In the same hearing, Cartier Esham, CSO of the Biotechnology Innovation Organization, acknowledged that pediatric studies present some challenges for the industry.
"Firstly, it is very rare, and the etiology and biology of cancers that occur in children can differ from those that occur in adults, so immediate extrapolation of efficacy and safety is not always possible," Esham said. "We don't want children being placed at a disadvantage of being enrolled in a clinical trial that has undue exposure to risks or does not provide the necessary healthcare."

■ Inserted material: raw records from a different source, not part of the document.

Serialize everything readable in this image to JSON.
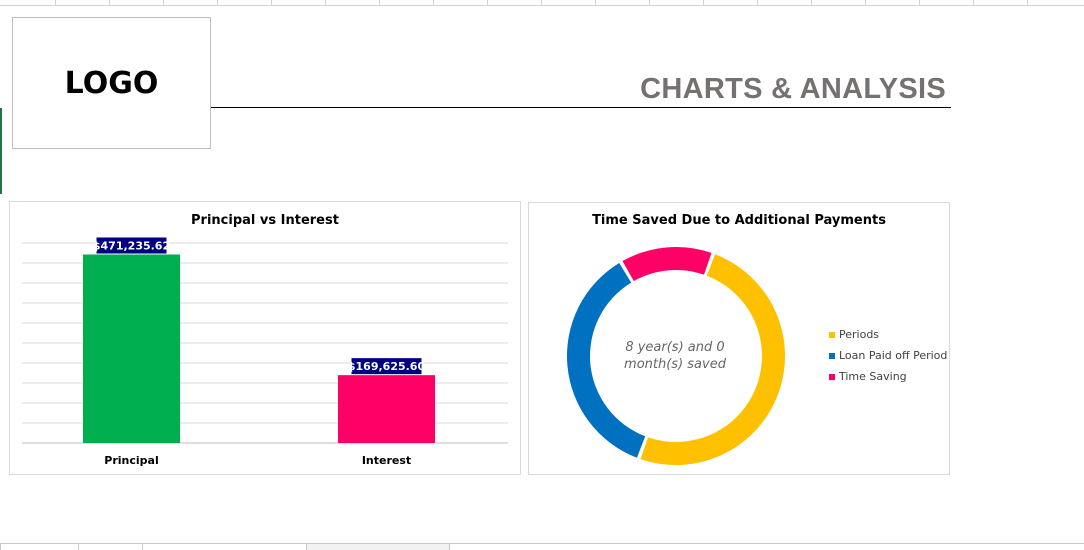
{
  "logo_text": "LOGO",
  "page_title": "CHARTS & ANALYSIS",
  "chart_data": [
    {
      "type": "bar",
      "title": "Principal vs Interest",
      "categories": [
        "Principal",
        "Interest"
      ],
      "values": [
        471235.62,
        169625.6
      ],
      "data_labels": [
        "$471,235.62",
        "$169,625.60"
      ],
      "colors": [
        "#00b050",
        "#ff0066"
      ],
      "ylim": [
        0,
        500000
      ],
      "grid": true,
      "xlabel": "",
      "ylabel": ""
    },
    {
      "type": "pie",
      "title": "Time Saved Due to Additional Payments",
      "series": [
        {
          "name": "Periods",
          "value": 50,
          "color": "#ffc000"
        },
        {
          "name": "Loan Paid off Period",
          "value": 36,
          "color": "#0070c0"
        },
        {
          "name": "Time Saving",
          "value": 14,
          "color": "#ff0066"
        }
      ],
      "center_label": "8 year(s) and 0 month(s) saved",
      "legend": "right"
    }
  ]
}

However, Goodman said that some in the pharma and biotech industry may be against the bill requiring even more studies. She suggested some groups were pushing back on Give Kids a Chance, "it's not the direction I would choose, so we really need a counter it [to get this passed]," she said.
McKelvey said that it may be several years before the RACE Act leads to a meaningful increase in new cancer therapy options approved for pediatric cancers. Some of the studies required of sponsors in the first year of RACE will take at least five years to complete.
Her team at Friends of Cancer Research will continue to follow up this data to confirm whether more pediatric studies "translates to label expansions for pediatric patients," she said.
"Some possible solutions to potentially be able to address medical research in these populations are to encourage the use of master protocols and tissue-agnostic trials, to extrapolate safety and efficacy information from adult clinical trials, and include adolescents in pivotal registrational trials for relevant pediatric cancers," McKelvey said.